Version Controlling Systems - SVN and BZR

Posted in Linux, Programming, shell scripts, svn by sandaruwan on November 1st, 2007

I have been using both “svn” and “bzr” lately. “svn” is a quite popular system, have been there for many years. “bzr” is developed by Ubuntu team to use as their version controlling system. Even though bzr is quite new to the field, it’s pretty much transparent to the user. For example if you type “bzr add” in the root bzr branch directory, then all the newly added to the repository recursively whereas svn doesn’t do that recursively. “bzr” is capable of detecting removed files, but “svn” is not; you’ll have to delete the files manually.

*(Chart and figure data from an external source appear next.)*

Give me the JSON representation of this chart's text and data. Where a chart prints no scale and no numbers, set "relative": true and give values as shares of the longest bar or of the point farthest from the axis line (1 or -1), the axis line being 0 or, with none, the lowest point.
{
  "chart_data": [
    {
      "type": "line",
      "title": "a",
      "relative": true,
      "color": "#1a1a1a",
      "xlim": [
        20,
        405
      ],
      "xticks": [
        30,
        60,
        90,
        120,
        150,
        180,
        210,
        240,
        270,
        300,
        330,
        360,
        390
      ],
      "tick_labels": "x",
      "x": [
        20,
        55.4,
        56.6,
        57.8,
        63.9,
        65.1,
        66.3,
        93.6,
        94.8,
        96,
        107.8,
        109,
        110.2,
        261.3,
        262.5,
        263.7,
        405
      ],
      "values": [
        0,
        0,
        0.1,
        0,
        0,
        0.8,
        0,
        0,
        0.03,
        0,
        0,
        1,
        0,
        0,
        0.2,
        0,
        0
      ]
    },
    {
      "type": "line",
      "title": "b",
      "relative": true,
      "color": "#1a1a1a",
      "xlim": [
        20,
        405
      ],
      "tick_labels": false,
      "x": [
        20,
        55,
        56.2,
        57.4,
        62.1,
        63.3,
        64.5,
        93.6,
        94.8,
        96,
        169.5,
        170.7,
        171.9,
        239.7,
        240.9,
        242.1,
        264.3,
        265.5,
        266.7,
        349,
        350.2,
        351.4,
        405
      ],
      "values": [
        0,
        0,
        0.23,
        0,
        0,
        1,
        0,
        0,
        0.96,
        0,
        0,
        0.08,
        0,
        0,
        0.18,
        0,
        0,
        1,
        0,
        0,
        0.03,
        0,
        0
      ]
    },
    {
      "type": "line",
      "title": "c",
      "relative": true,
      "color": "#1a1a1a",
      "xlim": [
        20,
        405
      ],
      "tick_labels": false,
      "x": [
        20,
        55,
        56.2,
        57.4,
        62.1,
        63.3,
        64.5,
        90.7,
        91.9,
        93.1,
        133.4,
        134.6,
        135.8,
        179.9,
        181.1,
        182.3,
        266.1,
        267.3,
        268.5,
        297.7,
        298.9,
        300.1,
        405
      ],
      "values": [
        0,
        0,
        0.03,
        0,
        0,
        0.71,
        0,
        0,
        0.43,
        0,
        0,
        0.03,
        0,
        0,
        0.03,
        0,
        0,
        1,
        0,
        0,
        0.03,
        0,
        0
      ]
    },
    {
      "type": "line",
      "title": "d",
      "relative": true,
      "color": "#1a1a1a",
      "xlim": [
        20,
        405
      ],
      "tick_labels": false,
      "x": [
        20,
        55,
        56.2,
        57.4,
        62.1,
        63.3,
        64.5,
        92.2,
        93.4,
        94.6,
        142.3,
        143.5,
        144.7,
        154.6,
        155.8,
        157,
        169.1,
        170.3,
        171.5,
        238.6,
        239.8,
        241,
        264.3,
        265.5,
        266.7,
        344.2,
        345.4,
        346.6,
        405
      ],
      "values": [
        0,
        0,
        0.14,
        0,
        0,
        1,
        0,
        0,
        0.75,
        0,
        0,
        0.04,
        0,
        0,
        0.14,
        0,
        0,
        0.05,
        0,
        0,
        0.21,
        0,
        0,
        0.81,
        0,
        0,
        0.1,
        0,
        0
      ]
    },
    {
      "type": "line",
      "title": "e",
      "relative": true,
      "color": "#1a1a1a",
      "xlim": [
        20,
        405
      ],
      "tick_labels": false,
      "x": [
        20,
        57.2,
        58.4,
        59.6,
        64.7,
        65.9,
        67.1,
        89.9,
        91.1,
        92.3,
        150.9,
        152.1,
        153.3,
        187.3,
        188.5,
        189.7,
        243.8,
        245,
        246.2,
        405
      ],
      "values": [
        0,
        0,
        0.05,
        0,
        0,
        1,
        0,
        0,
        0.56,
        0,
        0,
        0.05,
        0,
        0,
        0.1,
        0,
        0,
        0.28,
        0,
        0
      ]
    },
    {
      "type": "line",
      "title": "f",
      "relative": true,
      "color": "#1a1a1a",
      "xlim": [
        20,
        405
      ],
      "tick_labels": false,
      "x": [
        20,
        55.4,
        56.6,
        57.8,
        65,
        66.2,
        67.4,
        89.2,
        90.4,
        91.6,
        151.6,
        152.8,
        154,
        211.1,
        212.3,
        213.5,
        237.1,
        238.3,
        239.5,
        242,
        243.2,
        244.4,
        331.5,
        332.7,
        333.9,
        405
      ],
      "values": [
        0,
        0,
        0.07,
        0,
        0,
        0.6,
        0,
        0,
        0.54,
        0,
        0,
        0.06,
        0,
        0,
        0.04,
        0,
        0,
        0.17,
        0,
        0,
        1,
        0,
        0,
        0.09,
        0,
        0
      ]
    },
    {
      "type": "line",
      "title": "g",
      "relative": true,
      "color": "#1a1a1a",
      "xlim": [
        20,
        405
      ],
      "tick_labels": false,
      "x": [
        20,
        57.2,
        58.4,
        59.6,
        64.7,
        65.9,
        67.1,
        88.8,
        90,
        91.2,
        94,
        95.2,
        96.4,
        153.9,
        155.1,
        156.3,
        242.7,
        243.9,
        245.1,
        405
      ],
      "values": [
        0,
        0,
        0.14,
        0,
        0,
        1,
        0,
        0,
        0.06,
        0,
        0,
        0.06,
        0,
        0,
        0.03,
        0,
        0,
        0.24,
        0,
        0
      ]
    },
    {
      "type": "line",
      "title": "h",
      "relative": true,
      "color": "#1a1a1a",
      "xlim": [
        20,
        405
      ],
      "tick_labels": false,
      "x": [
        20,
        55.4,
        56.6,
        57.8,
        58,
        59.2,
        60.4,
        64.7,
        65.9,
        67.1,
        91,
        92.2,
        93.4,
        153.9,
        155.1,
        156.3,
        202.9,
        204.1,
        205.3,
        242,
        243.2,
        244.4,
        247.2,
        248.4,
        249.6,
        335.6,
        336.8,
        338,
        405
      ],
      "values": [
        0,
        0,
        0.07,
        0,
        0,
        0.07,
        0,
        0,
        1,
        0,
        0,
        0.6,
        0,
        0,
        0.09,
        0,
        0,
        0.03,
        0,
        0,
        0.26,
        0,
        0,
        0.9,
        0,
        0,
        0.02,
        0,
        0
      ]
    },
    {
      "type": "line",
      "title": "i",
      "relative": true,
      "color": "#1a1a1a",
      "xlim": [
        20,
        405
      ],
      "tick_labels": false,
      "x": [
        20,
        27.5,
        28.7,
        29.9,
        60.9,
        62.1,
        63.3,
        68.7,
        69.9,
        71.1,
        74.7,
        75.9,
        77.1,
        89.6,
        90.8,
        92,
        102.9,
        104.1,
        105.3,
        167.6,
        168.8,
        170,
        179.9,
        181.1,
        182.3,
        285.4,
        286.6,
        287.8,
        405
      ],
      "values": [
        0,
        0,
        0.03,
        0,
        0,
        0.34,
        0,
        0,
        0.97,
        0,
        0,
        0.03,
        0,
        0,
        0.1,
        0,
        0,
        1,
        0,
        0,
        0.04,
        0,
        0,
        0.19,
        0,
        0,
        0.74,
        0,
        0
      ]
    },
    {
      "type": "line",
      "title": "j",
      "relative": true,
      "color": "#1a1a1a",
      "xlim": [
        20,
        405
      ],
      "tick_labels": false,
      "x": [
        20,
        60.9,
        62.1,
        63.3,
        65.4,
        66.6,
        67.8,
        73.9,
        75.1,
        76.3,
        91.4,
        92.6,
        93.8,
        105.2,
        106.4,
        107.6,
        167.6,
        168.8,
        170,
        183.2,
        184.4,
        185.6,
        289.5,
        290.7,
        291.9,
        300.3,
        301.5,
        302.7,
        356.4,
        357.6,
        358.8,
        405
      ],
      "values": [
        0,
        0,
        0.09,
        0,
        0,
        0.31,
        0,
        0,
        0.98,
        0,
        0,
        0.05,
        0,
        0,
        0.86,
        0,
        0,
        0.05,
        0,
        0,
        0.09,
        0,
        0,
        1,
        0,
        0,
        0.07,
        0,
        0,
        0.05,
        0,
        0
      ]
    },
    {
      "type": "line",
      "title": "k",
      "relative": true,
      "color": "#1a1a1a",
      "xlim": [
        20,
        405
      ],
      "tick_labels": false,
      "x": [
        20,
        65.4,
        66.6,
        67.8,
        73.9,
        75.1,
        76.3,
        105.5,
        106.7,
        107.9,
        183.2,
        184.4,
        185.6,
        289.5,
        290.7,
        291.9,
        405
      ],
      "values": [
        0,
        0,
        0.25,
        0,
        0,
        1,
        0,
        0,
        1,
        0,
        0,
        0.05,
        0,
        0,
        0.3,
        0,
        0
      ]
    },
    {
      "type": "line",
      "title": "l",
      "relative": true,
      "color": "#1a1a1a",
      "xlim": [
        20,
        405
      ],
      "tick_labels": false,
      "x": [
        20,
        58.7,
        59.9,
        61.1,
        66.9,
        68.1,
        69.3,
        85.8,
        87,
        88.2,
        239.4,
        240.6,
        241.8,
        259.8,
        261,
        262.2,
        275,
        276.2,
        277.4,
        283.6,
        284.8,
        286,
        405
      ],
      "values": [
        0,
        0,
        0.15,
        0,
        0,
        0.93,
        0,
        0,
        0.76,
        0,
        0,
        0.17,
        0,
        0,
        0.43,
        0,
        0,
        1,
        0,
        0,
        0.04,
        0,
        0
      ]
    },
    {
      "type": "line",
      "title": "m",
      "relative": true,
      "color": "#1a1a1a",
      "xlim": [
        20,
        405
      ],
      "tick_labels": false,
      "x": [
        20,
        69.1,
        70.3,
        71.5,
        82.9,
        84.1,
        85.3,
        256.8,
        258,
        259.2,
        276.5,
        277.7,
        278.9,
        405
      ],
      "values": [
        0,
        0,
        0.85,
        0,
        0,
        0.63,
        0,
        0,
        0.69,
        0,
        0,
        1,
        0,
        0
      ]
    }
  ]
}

That’s really annoying.

So, I wrote a small shell script to handle those.

#!/bin/bash

svn status | while read line; do
	command=`echo $line | awk '{print $1}'`
	file=`echo $line | awk '{print $2}'`
	if [ "$command" = "?" ]; then
		echo “Add $file”
		svn add $file
	fi
	if [ "$command" = "!" ]; then
		echo “Remove $file”
		svn delete $file
	fi
done

One Response to “Version Controlling Systems - SVN and BZR”

  1. Peter Krnjevic Says:

    If you like bzr, you should try mercurial (hg).